Teníamos que irnos ya, o perderíamos la camioneta y si pasaba eso, estaría en serios problemas en mi casa. Aún así, no habría importado. El secreto me había sido revelado y yo estaba obligado a pasarlo a mis amigos. Era mi obligación convertirme en el nuevo gurú para ellos. Esa noche solo murmuré hacia mis adentros mientras caminaba hacia la parada de la camioneta «gracias maestro, gracias».
 
Mi situación financiera mejoró gracias a las enseñanzas de Vitelio y pude invertir en otra clase de vicios. Él me regaló horas y horas de diversión por unas cuantas monedas. Eventualmente lo miraba en busca de más aprendices a quienes pudiera trasladar su conocimiento, a cambio de un poco de efectivo. Pero no volvimos a hablar jamás. Mi tiempo ya había pasado y su misión conmigo había terminado. No tenía sentido que me volviera a dirigir la palabra.
 
Años después, me encontraba sorteando mi vida intentando atravesar la Calzada San Juan. Y cuando intentaba hacerlo por segunda vez. Una nube negra e intoxicante, dejada por una de las tantas camionetas que se dirigen al Trébol, me lo impidió. Al disiparse, volví a ver a ese diminuto cuerpo que atravesaba sin dificultad los automóviles que no se detenían por ningún motivo.
 
Vi a Vitelio impulsándose con unos soportes amarrados a sus manos, unos tacos que tenían pedazos de neumáticos de automóvil a manera de suela. Se impulsaba en su patineta, la que empezaba a elevarse hacia el cielo como una carroza de fuego, así como dice la Biblia.

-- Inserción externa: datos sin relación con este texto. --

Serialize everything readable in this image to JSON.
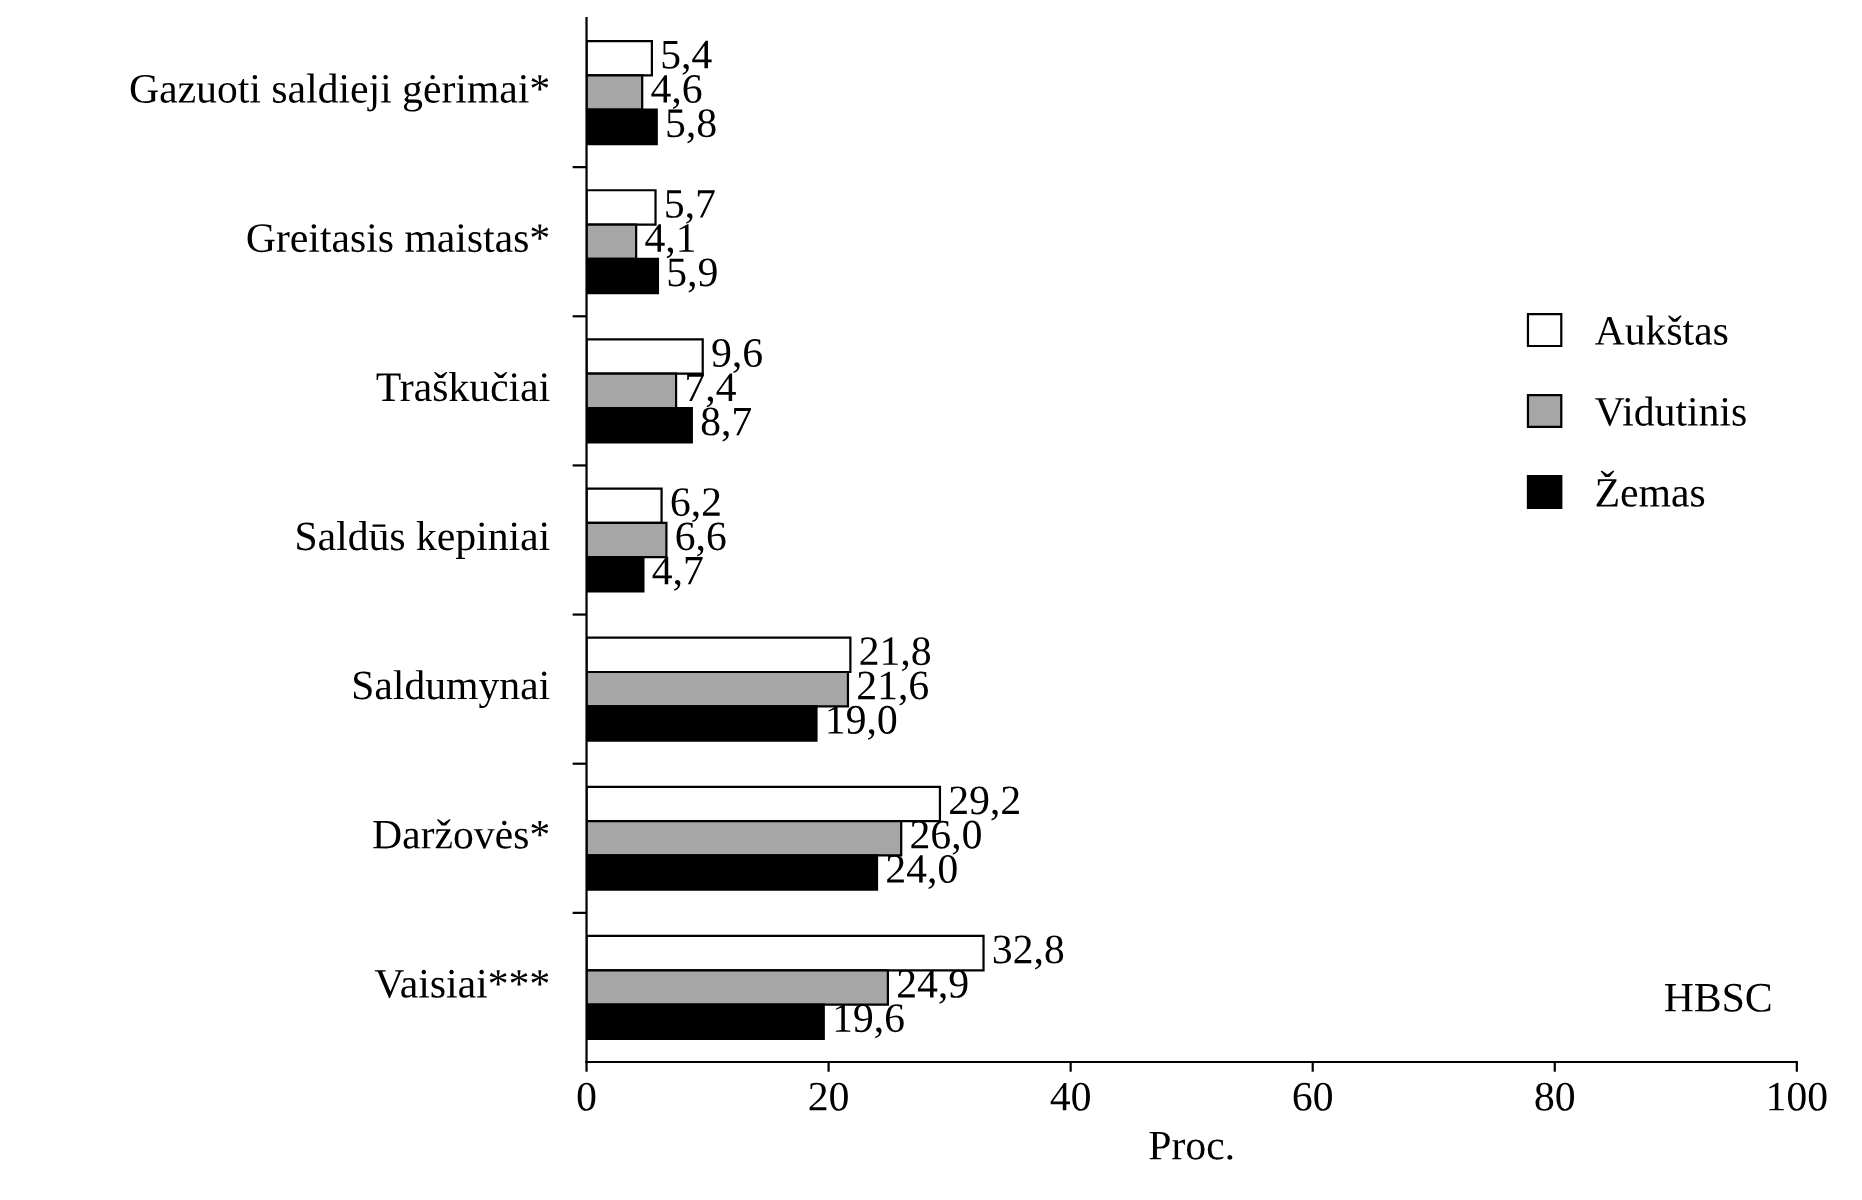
{
  "chart_data": {
    "type": "bar",
    "orientation": "horizontal",
    "xlabel": "Proc.",
    "categories": [
      "Gazuoti saldieji gėrimai*",
      "Greitasis maistas*",
      "Traškučiai",
      "Saldūs kepiniai",
      "Saldumynai",
      "Daržovės*",
      "Vaisiai***"
    ],
    "series": [
      {
        "name": "Aukštas",
        "color": "#ffffff",
        "values": [
          5.4,
          5.7,
          9.6,
          6.2,
          21.8,
          29.2,
          32.8
        ],
        "value_labels": [
          "5,4",
          "5,7",
          "9,6",
          "6,2",
          "21,8",
          "29,2",
          "32,8"
        ]
      },
      {
        "name": "Vidutinis",
        "color": "#a6a6a6",
        "values": [
          4.6,
          4.1,
          7.4,
          6.6,
          21.6,
          26.0,
          24.9
        ],
        "value_labels": [
          "4,6",
          "4,1",
          "7,4",
          "6,6",
          "21,6",
          "26,0",
          "24,9"
        ]
      },
      {
        "name": "Žemas",
        "color": "#000000",
        "values": [
          5.8,
          5.9,
          8.7,
          4.7,
          19.0,
          24.0,
          19.6
        ],
        "value_labels": [
          "5,8",
          "5,9",
          "8,7",
          "4,7",
          "19,0",
          "24,0",
          "19,6"
        ]
      }
    ],
    "xlim": [
      0,
      100
    ],
    "xticks": [
      0,
      20,
      40,
      60,
      80,
      100
    ],
    "annotations": [
      "HBSC"
    ],
    "legend": "right",
    "grid": false
  }
}
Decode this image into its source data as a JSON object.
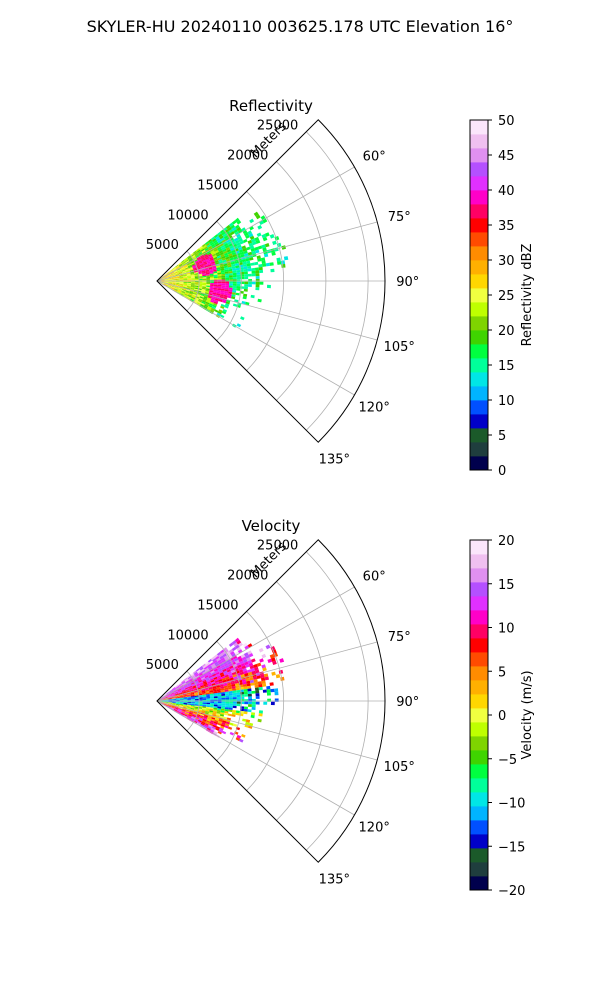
{
  "figure": {
    "title": "SKYLER-HU  20240110  003625.178 UTC Elevation 16°"
  },
  "chart_data": [
    {
      "type": "heatmap",
      "projection": "polar-sector",
      "title": "Reflectivity",
      "radial_label": "Meters",
      "azimuth_range_deg": [
        45,
        135
      ],
      "azimuth_ticks": [
        60,
        75,
        90,
        105,
        120,
        135
      ],
      "azimuth_tick_labels": [
        "60°",
        "75°",
        "90°",
        "105°",
        "120°",
        "135°"
      ],
      "range_ticks": [
        5000,
        10000,
        15000,
        20000,
        25000
      ],
      "range_tick_labels": [
        "5000",
        "10000",
        "15000",
        "20000",
        "25000"
      ],
      "range_max": 27000,
      "grid": true,
      "data_extent": {
        "near_range_m": 0,
        "far_range_m": [
          {
            "az": 62,
            "r": 12000
          },
          {
            "az": 75,
            "r": 13500
          },
          {
            "az": 90,
            "r": 11500
          },
          {
            "az": 105,
            "r": 9000
          },
          {
            "az": 118,
            "r": 8500
          }
        ],
        "description_values": "mostly 15-30 dBZ with 35-40 dBZ cores near (az 72, r 6000) and (az 100, r 7500)"
      },
      "colorbar": {
        "label": "Reflectivity dBZ",
        "vmin": 0,
        "vmax": 50,
        "ticks": [
          0,
          5,
          10,
          15,
          20,
          25,
          30,
          35,
          40,
          45,
          50
        ],
        "tick_labels": [
          "0",
          "5",
          "10",
          "15",
          "20",
          "25",
          "30",
          "35",
          "40",
          "45",
          "50"
        ],
        "colors": [
          "#00004d",
          "#1f3e3e",
          "#1b5a2a",
          "#0000c8",
          "#0050ff",
          "#00b4ff",
          "#00e6e6",
          "#00ff9a",
          "#00ff40",
          "#3fd400",
          "#7fd400",
          "#bfff00",
          "#f0ff40",
          "#ffd700",
          "#ffb000",
          "#ff8c00",
          "#ff4b00",
          "#ff0000",
          "#ff0064",
          "#ff00c8",
          "#e030ff",
          "#b450ff",
          "#e090f0",
          "#f0c0f0",
          "#fbe6fb"
        ]
      }
    },
    {
      "type": "heatmap",
      "projection": "polar-sector",
      "title": "Velocity",
      "radial_label": "Meters",
      "azimuth_range_deg": [
        45,
        135
      ],
      "azimuth_ticks": [
        60,
        75,
        90,
        105,
        120,
        135
      ],
      "azimuth_tick_labels": [
        "60°",
        "75°",
        "90°",
        "105°",
        "120°",
        "135°"
      ],
      "range_ticks": [
        5000,
        10000,
        15000,
        20000,
        25000
      ],
      "range_tick_labels": [
        "5000",
        "10000",
        "15000",
        "20000",
        "25000"
      ],
      "range_max": 27000,
      "grid": true,
      "data_extent": {
        "near_range_m": 0,
        "far_range_m": [
          {
            "az": 62,
            "r": 12000
          },
          {
            "az": 75,
            "r": 13500
          },
          {
            "az": 90,
            "r": 11500
          },
          {
            "az": 105,
            "r": 9000
          },
          {
            "az": 118,
            "r": 8500
          }
        ],
        "description_values": "+5 to +15 m/s on the north side, -10 to -15 m/s near 90°, mixed -5 to +15 m/s on the south side"
      },
      "colorbar": {
        "label": "Velocity (m/s)",
        "vmin": -20,
        "vmax": 20,
        "ticks": [
          -20,
          -15,
          -10,
          -5,
          0,
          5,
          10,
          15,
          20
        ],
        "tick_labels": [
          "−20",
          "−15",
          "−10",
          "−5",
          "0",
          "5",
          "10",
          "15",
          "20"
        ],
        "colors": [
          "#00004d",
          "#1f3e3e",
          "#1b5a2a",
          "#0000c8",
          "#0050ff",
          "#00b4ff",
          "#00e6e6",
          "#00ff9a",
          "#00ff40",
          "#3fd400",
          "#7fd400",
          "#bfff00",
          "#f0ff40",
          "#ffd700",
          "#ffb000",
          "#ff8c00",
          "#ff4b00",
          "#ff0000",
          "#ff0064",
          "#ff00c8",
          "#e030ff",
          "#b450ff",
          "#e090f0",
          "#f0c0f0",
          "#fbe6fb"
        ]
      }
    }
  ]
}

Lo hacía en la misma carroza en la cual el Señor descenderá por su pueblo. Pero este mesías no tiene intención de regresar. Al contrario, volvía de nuevo su paraíso de 16 bits del cual había venido para dejarnos sus conocimientos. Su misión había sido cumplida.
«¡Adiós maestro Vitelio!» susurré. Y lo vi elevarse al cielo. No quería perderlo de vista, pero el sol del mediodía empezó a quemar mis ojos. Desapareció aquel sábado mientras yo tosía por el humo de las camionetas de aquella calzada.